Carla mendesah. Resah. Apa demkian sulit mengatakan sekelumit pribadinya?
"Apa aku boleh tinggal disini beberapa hari lagi?"tanya Jim menggugah lamunan Carla.
Gadis itu terdiam. Ragu.
"Aku akan pergi setelah itu...."
Carla mengangguk. Akhirnya. Setelah bingung untuk memutuskan.

@@@@@

Carla menggeliat lantas merapatkan selimutnya kembali. Udara pagi yang dingin diakhir musim gugur membuatnya enggan untuk meninggalkan tempat tidur. Namun samar-samar gadis itu mencium harum aroma kopi menyapa indera penciumannya.
Kopi? batinnya tersentak. Carla terbangun dari tempat tidurnya tiba-tiba.
Jim yang sedang meletakkan secangkir kopi diatas meja langsung mengembangkan senyumnya begitu melihat Carla terbangun.
"Selamat pagi,"sapa Jim manis. Laki-laki itu tampak jauh lebih segar dari sebelumnya. Carla juga melihat sisi ketampanan pria dewasa dalam diri Jim. Membuat gadis itu merasa sedikit kikuk.
"Harusnya kau tidak memanjakanku seperti ini,"gumam Carla sambil pura-pura menggeliat pelan.
Jim terkekeh.
"Apa tidurmu nyenyak semalam?"tanya Jim kemudian. Laki-laki itu menarik sebuah kursi kayu kedekat ranjang.
"Ya,"sahut Carla. "Tidak seperti malam sebelumnya. Aku terbangun karena suara aneh diatap. Seperti suara benda jatuh. Aku tidak tahu pasti suara apa itu. Tapi untung saja bukan meteor yang jatuh,"papar Carla sembari tersenyum.
"Apa kau tidak takut tinggal sendiri seperti ini?"tanya Jim lirih.
"Aku sudah terbiasa hidup seperti ini,"timpal Carla seraya tertawa kecil. "Apa kau mengkhawatirkanku?"canda Carla.
Jim tersenyum tipis.
"Kau bukan tipe orang yang suka dikhawatirkan. Apa tebakanku benar?"sahut Jim bermain teka-teki.
Carla ganti tersenyum.
"Kau seperti orang yang jatuh dari langit. Tiba-tiba muncul didepan pintu rumahku dan menebak kepribadianku.

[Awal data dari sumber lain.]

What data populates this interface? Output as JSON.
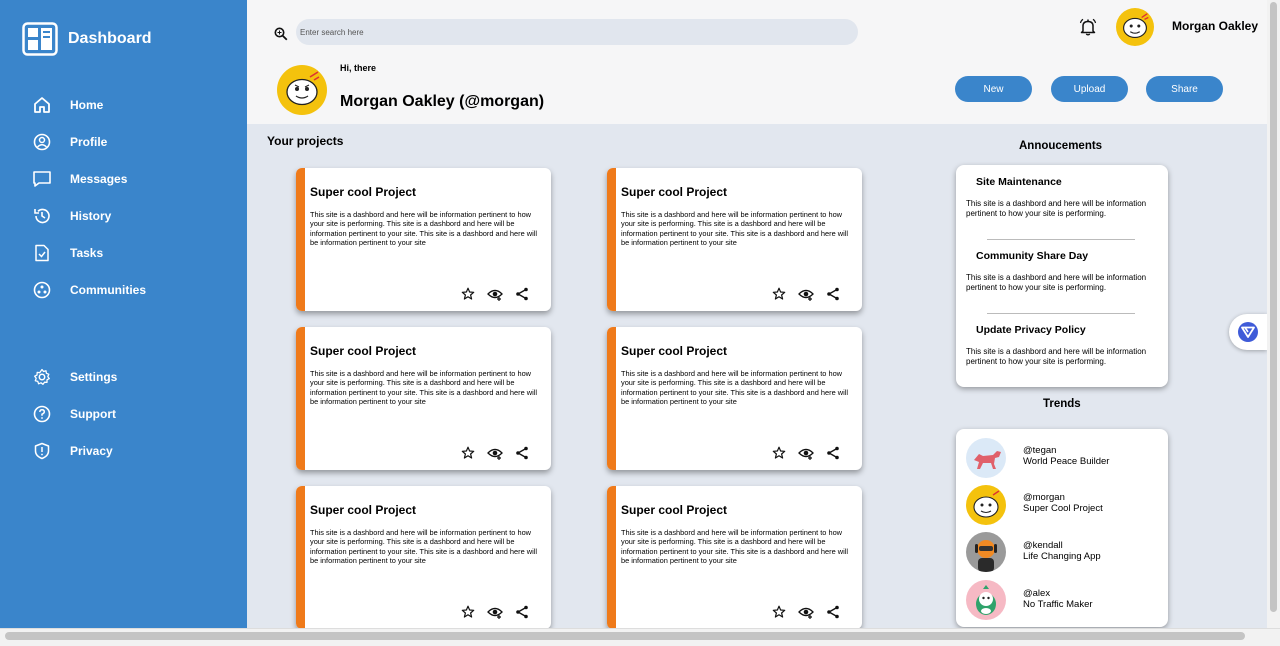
{
  "sidebar": {
    "brand": "Dashboard",
    "items": [
      {
        "label": "Home",
        "icon": "home-icon"
      },
      {
        "label": "Profile",
        "icon": "profile-icon"
      },
      {
        "label": "Messages",
        "icon": "messages-icon"
      },
      {
        "label": "History",
        "icon": "history-icon"
      },
      {
        "label": "Tasks",
        "icon": "tasks-icon"
      },
      {
        "label": "Communities",
        "icon": "communities-icon"
      },
      {
        "label": "Settings",
        "icon": "gear-icon"
      },
      {
        "label": "Support",
        "icon": "help-icon"
      },
      {
        "label": "Privacy",
        "icon": "shield-icon"
      }
    ]
  },
  "header": {
    "search_placeholder": "Enter search here",
    "user_name": "Morgan Oakley",
    "greeting": "Hi, there",
    "profile_name": "Morgan Oakley (@morgan)",
    "buttons": {
      "new": "New",
      "upload": "Upload",
      "share": "Share"
    }
  },
  "projects": {
    "title": "Your projects",
    "cards": [
      {
        "title": "Super cool Project",
        "desc": "This site is a dashbord and here will be information pertinent to how your site is performing. This site is a dashbord and here will be information pertinent to your site. This site is a dashbord and here will be information pertinent to your site"
      },
      {
        "title": "Super cool Project",
        "desc": "This site is a dashbord and here will be information pertinent to how your site is performing. This site is a dashbord and here will be information pertinent to your site. This site is a dashbord and here will be information pertinent to your site"
      },
      {
        "title": "Super cool Project",
        "desc": "This site is a dashbord and here will be information pertinent to how your site is performing. This site is a dashbord and here will be information pertinent to your site. This site is a dashbord and here will be information pertinent to your site"
      },
      {
        "title": "Super cool Project",
        "desc": "This site is a dashbord and here will be information pertinent to how your site is performing. This site is a dashbord and here will be information pertinent to your site. This site is a dashbord and here will be information pertinent to your site"
      },
      {
        "title": "Super cool Project",
        "desc": "This site is a dashbord and here will be information pertinent to how your site is performing. This site is a dashbord and here will be information pertinent to your site. This site is a dashbord and here will be information pertinent to your site"
      },
      {
        "title": "Super cool Project",
        "desc": "This site is a dashbord and here will be information pertinent to how your site is performing. This site is a dashbord and here will be information pertinent to your site. This site is a dashbord and here will be information pertinent to your site"
      }
    ]
  },
  "announcements": {
    "title": "Annoucements",
    "items": [
      {
        "title": "Site Maintenance",
        "desc": "This site is a dashbord and here will be information pertinent to how your site is performing."
      },
      {
        "title": "Community Share Day",
        "desc": "This site is a dashbord and here will be information pertinent to how your site is performing."
      },
      {
        "title": "Update Privacy Policy",
        "desc": "This site is a dashbord and here will be information pertinent to how your site is performing."
      }
    ]
  },
  "trends": {
    "title": "Trends",
    "items": [
      {
        "handle": "@tegan",
        "project": "World Peace Builder"
      },
      {
        "handle": "@morgan",
        "project": "Super Cool Project"
      },
      {
        "handle": "@kendall",
        "project": "Life Changing App"
      },
      {
        "handle": "@alex",
        "project": "No Traffic Maker"
      }
    ]
  },
  "colors": {
    "sidebar": "#3a85cb",
    "accent": "#ef7a1a",
    "main_bg": "#e2e7ef"
  }
}
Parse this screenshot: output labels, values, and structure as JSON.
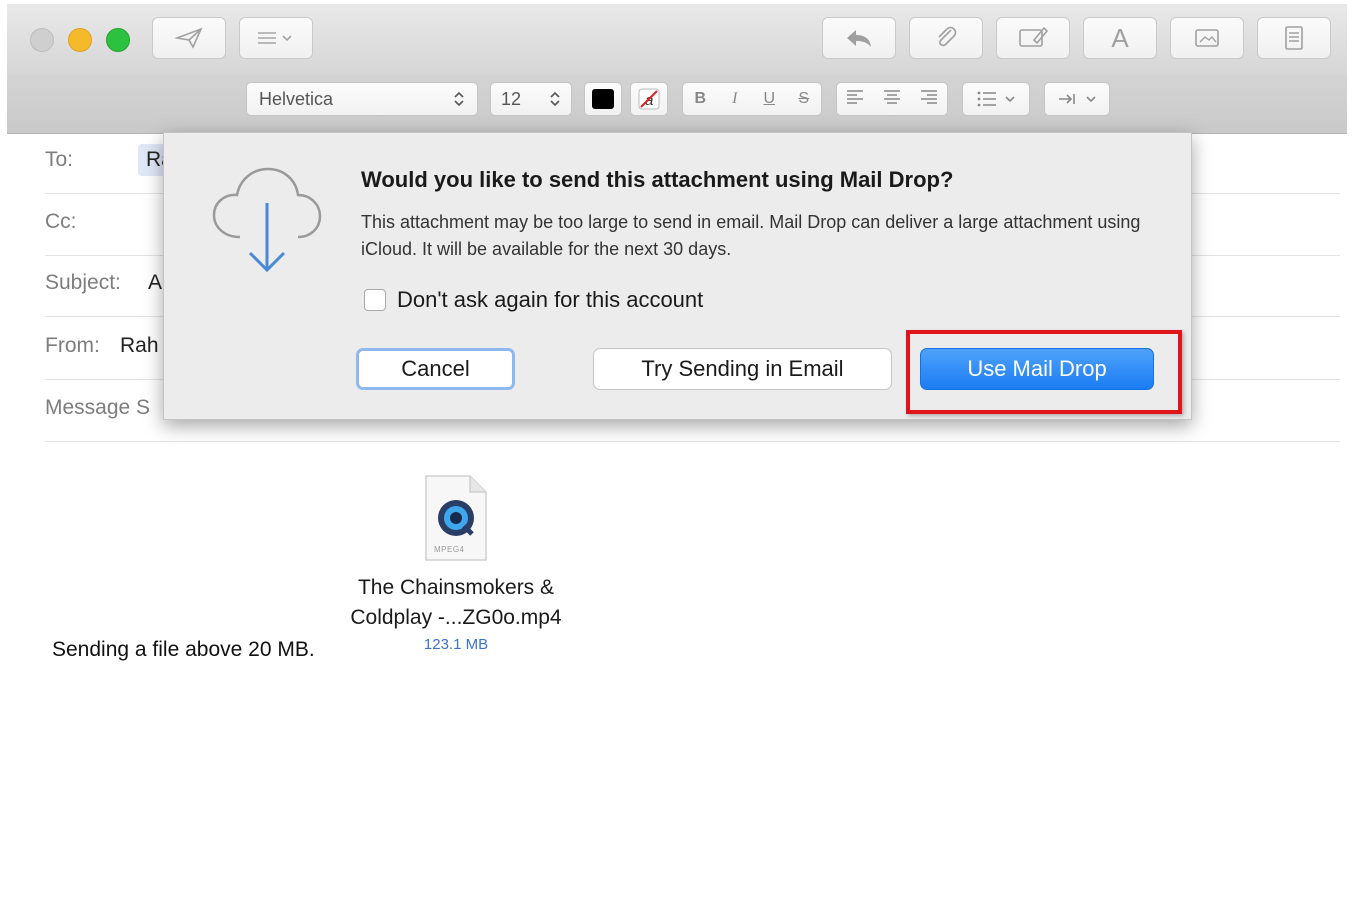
{
  "toolbar": {
    "buttons": [
      "send",
      "header-fields",
      "reply",
      "attach",
      "markup",
      "format",
      "photo-browser",
      "stationery"
    ]
  },
  "formatbar": {
    "font": "Helvetica",
    "size": "12",
    "bold": "B",
    "italic": "I",
    "underline": "U",
    "strike": "S"
  },
  "header": {
    "to_label": "To:",
    "to_value": "Rahu",
    "cc_label": "Cc:",
    "subject_label": "Subject:",
    "subject_value": "A",
    "from_label": "From:",
    "from_value": "Rah",
    "message_label": "Message S"
  },
  "dialog": {
    "title": "Would you like to send this attachment using Mail Drop?",
    "message": "This attachment may be too large to send in email. Mail Drop can deliver a large attachment using iCloud. It will be available for the next 30 days.",
    "checkbox_label": "Don't ask again for this account",
    "cancel": "Cancel",
    "try_email": "Try Sending in Email",
    "use_mail_drop": "Use Mail Drop"
  },
  "attachment": {
    "name": "The Chainsmokers & Coldplay -...ZG0o.mp4",
    "size": "123.1 MB",
    "type_label": "MPEG4"
  },
  "body": {
    "text": "Sending a file above 20 MB."
  },
  "colors": {
    "accent": "#1b7cf3",
    "highlight": "#e0141b"
  }
}
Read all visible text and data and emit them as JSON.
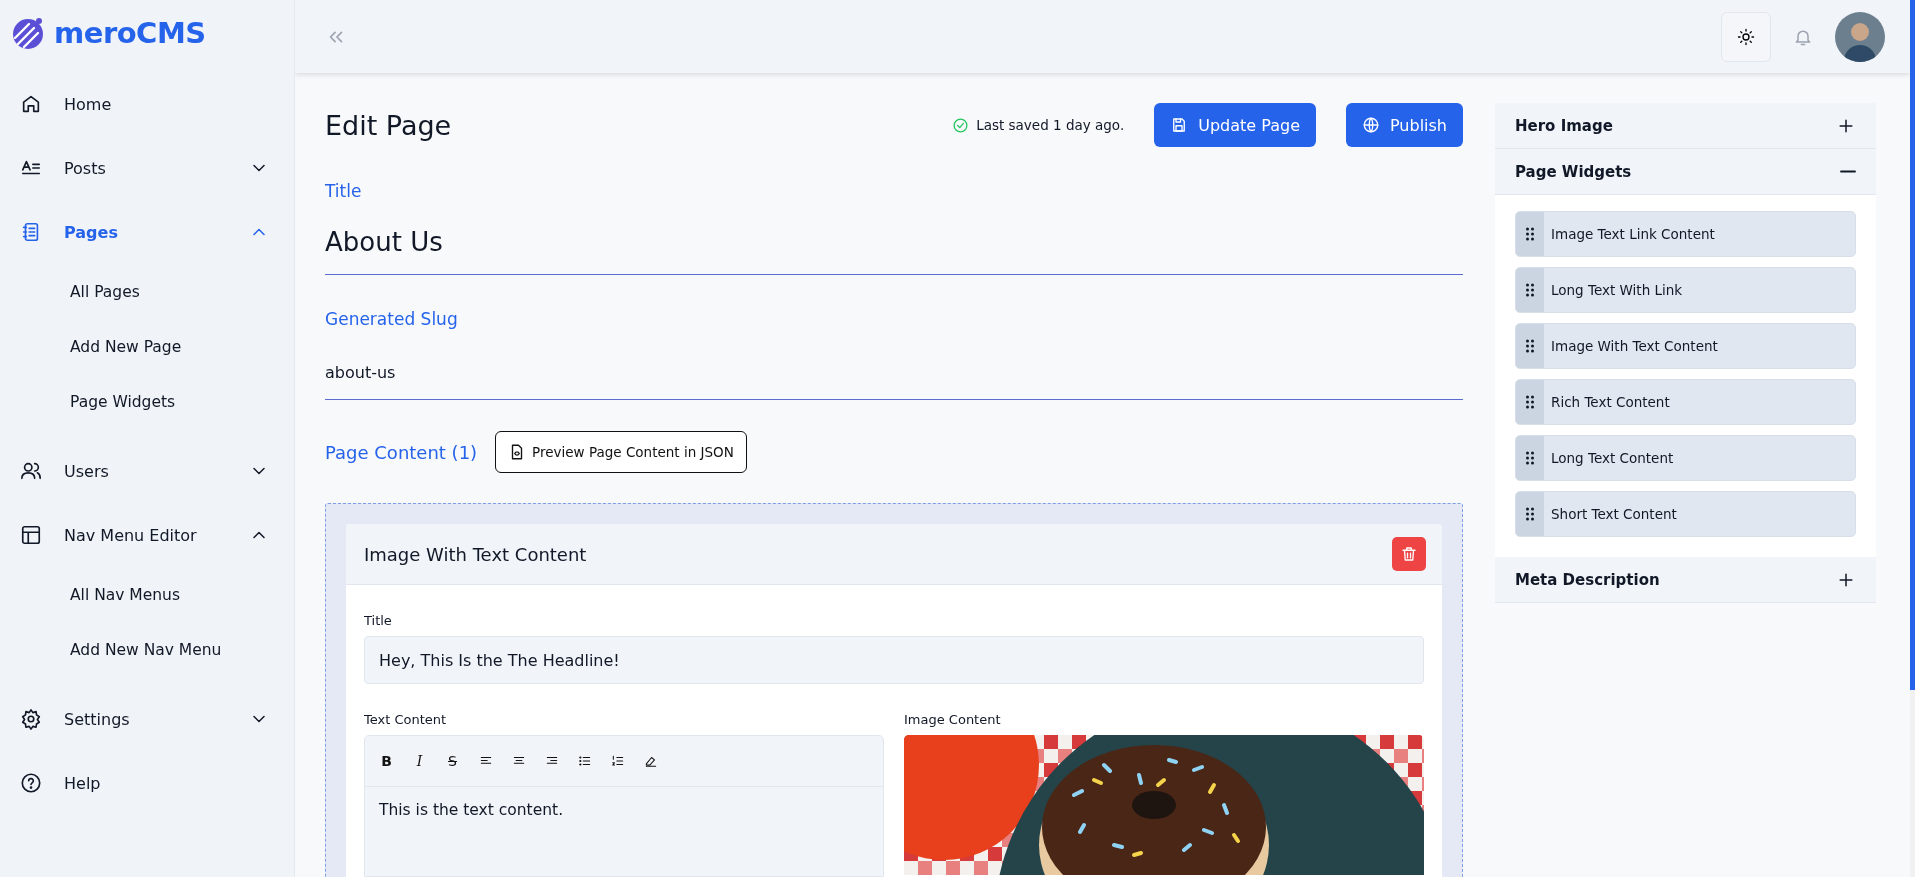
{
  "sidebar": {
    "logo": "meroCMS",
    "items": [
      {
        "label": "Home",
        "selected": false
      },
      {
        "label": "Posts",
        "selected": false,
        "expanded": false
      },
      {
        "label": "Pages",
        "selected": true,
        "expanded": true,
        "children": [
          {
            "label": "All Pages",
            "selected": false
          },
          {
            "label": "Add New Page",
            "selected": false
          },
          {
            "label": "Page Widgets",
            "selected": false
          }
        ]
      },
      {
        "label": "Users",
        "selected": false,
        "expanded": false
      },
      {
        "label": "Nav Menu Editor",
        "selected": false,
        "expanded": true,
        "children": [
          {
            "label": "All Nav Menus",
            "selected": false
          },
          {
            "label": "Add New Nav Menu",
            "selected": false
          }
        ]
      },
      {
        "label": "Settings",
        "selected": false,
        "expanded": false
      },
      {
        "label": "Help",
        "selected": false
      }
    ]
  },
  "header": {
    "title": "Edit Page",
    "status": "Last saved 1 day ago.",
    "buttons": [
      {
        "label": "Update Page",
        "kind": "save"
      },
      {
        "label": "Publish",
        "kind": "globe"
      }
    ]
  },
  "fields": [
    {
      "label": "Title",
      "value": "About Us",
      "kind": "heading"
    },
    {
      "label": "Generated Slug",
      "value": "about-us",
      "kind": "plain"
    }
  ],
  "page_content": {
    "label": "Page Content (1)",
    "preview_button": "Preview Page Content in JSON",
    "widgets": [
      {
        "title": "Image With Text Content",
        "title_label": "Title",
        "title_value": "Hey, This Is the The Headline!",
        "text_label": "Text Content",
        "text_value": "This is the text content.",
        "image_label": "Image Content",
        "toolbar": [
          {
            "kind": "bold",
            "label": "B"
          },
          {
            "kind": "italic",
            "label": "I"
          },
          {
            "kind": "strike",
            "label": "S"
          },
          {
            "kind": "align-left"
          },
          {
            "kind": "align-center"
          },
          {
            "kind": "align-right"
          },
          {
            "kind": "bullet-list"
          },
          {
            "kind": "ordered-list"
          },
          {
            "kind": "clear-format"
          }
        ]
      }
    ]
  },
  "right_panel": [
    {
      "title": "Hero Image",
      "expanded": false
    },
    {
      "title": "Page Widgets",
      "expanded": true,
      "items": [
        "Image Text Link Content",
        "Long Text With Link",
        "Image With Text Content",
        "Rich Text Content",
        "Long Text Content",
        "Short Text Content"
      ]
    },
    {
      "title": "Meta Description",
      "expanded": false
    }
  ]
}
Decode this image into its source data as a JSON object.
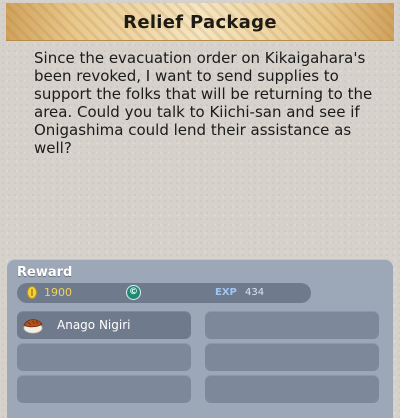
{
  "quest": {
    "title": "Relief Package",
    "description": "Since the evacuation order on Kikaigahara's\nbeen revoked, I want to send supplies to\nsupport the folks that will be returning to the\narea. Could you talk to Kiichi-san and see if\nOnigashima could lend their assistance as well?"
  },
  "reward": {
    "header": "Reward",
    "coins": "1900",
    "coin_icon": "gold-coin-icon",
    "currency_icon": "c-currency-icon",
    "currency_glyph": "©",
    "exp_label": "EXP",
    "exp_value": "434",
    "items": [
      {
        "label": "Anago Nigiri",
        "icon": "anago-nigiri-icon"
      }
    ],
    "empty_slots": 5
  },
  "colors": {
    "title_gold": "#e8c98d",
    "reward_panel": "#9ca8b8",
    "slot": "#7d899b",
    "coin": "#f5d23a",
    "exp_label": "#9fc6f0"
  }
}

Dalam beberapa hal kau benar. Aku memang tidak suka orang lain mencemaskanku. Tapi aku bukan orang yang suka kopi,"tutur Carla masih dengan senyum mengembang di ujung bibirnya.
"Maaf..."sahut Jim ikut tergelak. "Aku bisa membuatkanmu minuman lain...."
"Tidak perlu,"cegah Carla. "Aku harus segera bersiap-siap karena aku tidak suka terlambat. Kau boleh meminum kopinya,"seru gadis itu seraya beranjak dari tempat tidurnya.
"Tapi kau harus memakan sarapanmu Carla! Aku sudah membuatkanmu omelet dengan sosis kesukaanmu,"balas Jim dengan berseru pula. Tapi Carla terlanjur pergi kekamar mandi dan telah menutup pintunya.
Huh, ia pasti tak mendengarnya, keluh Jim dalam hati.

@@@@@

"Jim!"
Carla tiba dirumah beberapa menit lebih awal dari biasanya. Gadis itu mendapati dapurnya kosong tanpa Jim. Namun meja makan tampak rapi dengan sebatang lilin dan juga hidangan makan malam.
Sepertinya Jim telah menyiapkan sebuah acara "candle light dinner" bagi Carla. Gadis itu tersenyum manakala melihat kejutan itu.
Jim yang misterius itu ternyata adalah pribadi yang romantis. Apa Jim jatuh cinta padanya? Tapi Jim jauh lebih tua dari Carla....
"Jim!"teriak Carla sekali lagi demi tak mendapat jawaban dari laki-laki itu. Namun langkah Carla terhenti begitu ia mengarahkan kakinya ke kamar mandi.
"Apa kau sedang mandi?"tanya Carla saat telinganya menangkap suara gemercik air dari dalam kamar mandi. Gadis itu berbalik karena merasa pertanyaannya telah terjawab.
Namun begitu Carla tiba diruang tengah ia melihat mantel biru tua milik Jim tergeletak begitu saja diatas sofa. Gadis itu melihat kearah pintu pintu kamar mandi beberapa saat untuk memastikan si pemilik mantel belum keluar dari dalam sana.
Akhirnya Carla meraih benda itu dan memeriksa isi saku ditiap sudut mantel milik Jim. Tangan Carla meraih sebuah benda dari dalam salah satu saku mantel itu. Sebuah potongan artikel surat kabar.....
"Apa ini?"gumam Carla seraya membuka lipatan kertas itu.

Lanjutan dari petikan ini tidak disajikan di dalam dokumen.